Перепрыгивая через цветы, распугивая бабочек, не обращая внимания ни на мокрую землю, ни на колючую дорожку, она бежала навстречу пьянящей опасности, возникшей неизвестно откуда.

Ветер, изменив направление, зашелестел в ветвях дуба и затих.

«Где я? Ну и кот! Застывший разномастный красавец с ошейником на цепи. Мяу-мяу, ха-ха-ха! У нас во дворе три собаки, но даже их на цепь не сажают. А уж котов-то! Сказка. Нф-нф-нф. Он ничем не пахнет, не ложится на траву. А она здесь еще мягче, еще выше и ласковей. Чокнутый какой-то. Сколько можно стоять не шелохнувшись? Поняла, он играет в «замри!». Интересно, с кем? Уж, не с этой ли размалеванной вульгарной чучелой с рыбьим хвостом, непонятно как забравшейся на ветки дуба? Или с этой бабкой? Или с ее метлой? Ну и компания! Как вкопанные. Ой, закопанный! Голова… Нет, не пахнет. Здесь все не настоящее. Вот бы Сильве такого ухажера.
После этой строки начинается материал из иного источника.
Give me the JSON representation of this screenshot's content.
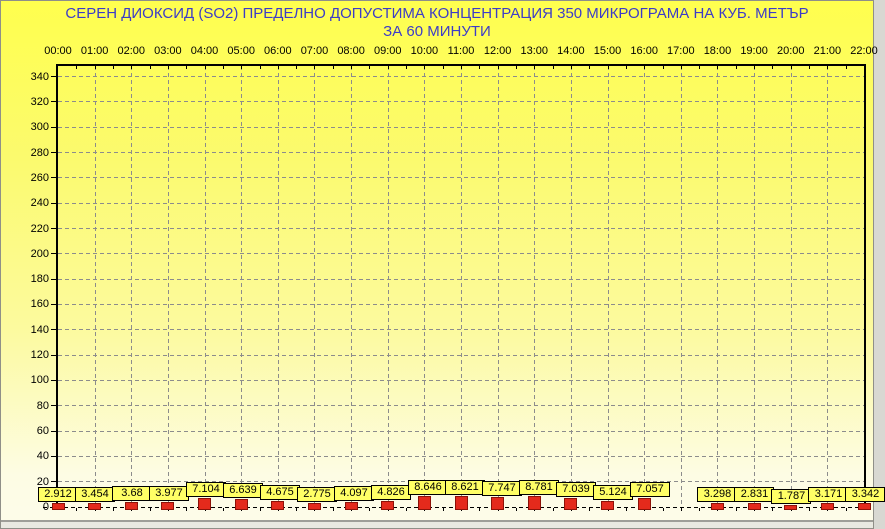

А такой толстой цепи нет даже на шее ее общепитовской хозяйки».

Что-то защекотало в носу. Но ни одной мысли. Только желание громить, уничтожать, мстить.
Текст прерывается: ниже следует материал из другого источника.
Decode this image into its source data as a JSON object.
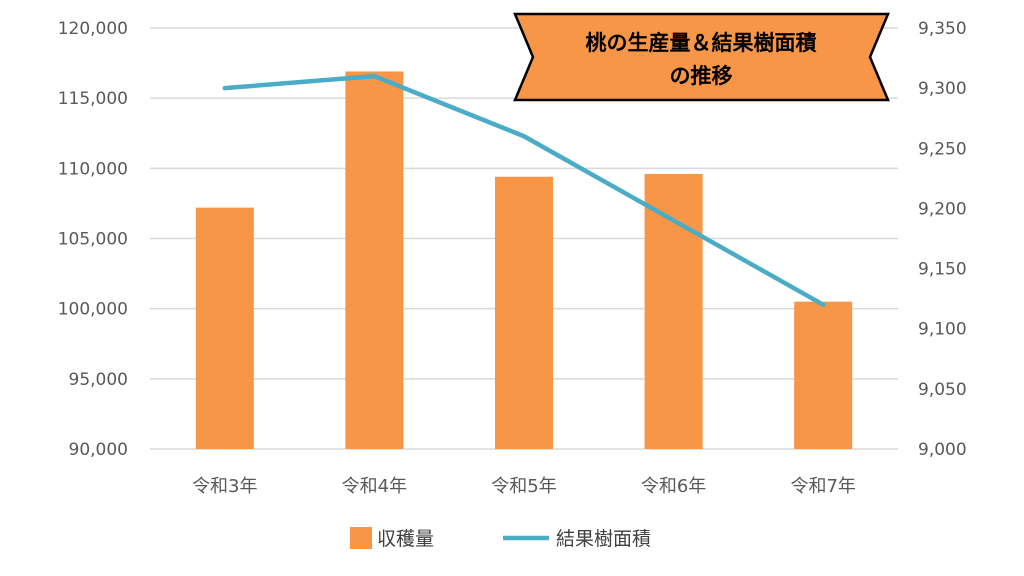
{
  "chart_data": {
    "type": "bar+line",
    "title": [
      "桃の生産量＆結果樹面積",
      "の推移"
    ],
    "categories": [
      "令和3年",
      "令和4年",
      "令和5年",
      "令和6年",
      "令和7年"
    ],
    "series": [
      {
        "name": "収穫量",
        "type": "bar",
        "axis": "left",
        "color": "#F79646",
        "values": [
          107200,
          116900,
          109400,
          109600,
          100500
        ]
      },
      {
        "name": "結果樹面積",
        "type": "line",
        "axis": "right",
        "color": "#4BACC6",
        "values": [
          9300,
          9310,
          9260,
          9190,
          9120
        ]
      }
    ],
    "y_left": {
      "min": 90000,
      "max": 120000,
      "step": 5000,
      "ticks": [
        "90,000",
        "95,000",
        "100,000",
        "105,000",
        "110,000",
        "115,000",
        "120,000"
      ]
    },
    "y_right": {
      "min": 9000,
      "max": 9350,
      "step": 50,
      "ticks": [
        "9,000",
        "9,050",
        "9,100",
        "9,150",
        "9,200",
        "9,250",
        "9,300",
        "9,350"
      ]
    },
    "grid": true,
    "legend": "bottom",
    "title_box_color": "#F79646"
  }
}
За невысоким забором опять колючая дорожка, потом – асфальт. Тряпка не видела ничего. Дикий инстинкт, природа, неизвестная сила перекинули ее через большой забор, заросли кустарника. Крупные птицы легко соскользнули в пруд. Мелкие птахи, бросив клевать, взмыли вверх. Пусто. Туда, туда! Стоп.

Громадная рыжая кошка, еле уместившись в тесной клетке, устало открыла глаза. Вот оно что. Этот запах. Он возбуждал. Но взгляд спокойный и смирный.
На каком языке говорят кошки? Они поняли друг друга.

- Что с тобой? Тебе плохо?

- Да.

- Чем тебе помочь?

- Ты не сможешь. Я голоден и устал от бездействия. Хочу еды и движенья.

- А любви?

- Что это такое?

- Ты не тоскуешь по ласковым рукам хозяев, по добрым словам, по теплой кофте в углу дивана?

- Я хочу есть.

- Тебя не кормят?

- Это не еда. Ее мало. Мне не хватает. Я хочу есть.

И большой рыжий кот закрыл глаза.

Тряпка повисла на рычаге задвижки. Раз, другой. Не получается.
Забравшись наверх клетки, она всей тяжестью своего тельца упала на замок. Еще раз. Еще. Еще.

«Он должен выйти на свободу. Должен хоть раз наесться досыта. На это уйдет не больше двух двуногих. Он должен быть свободен. Хоть день. Хоть час».

Тряпка прыгала, царапала засов, повисала на нем, раскачивалась и опять прыгала, прыгала. Пока не выдержало сердце.

…Откуда у клетки льва оказалась дохлая черная кошка? На этот вопрос служители зоопарка не знали ответа.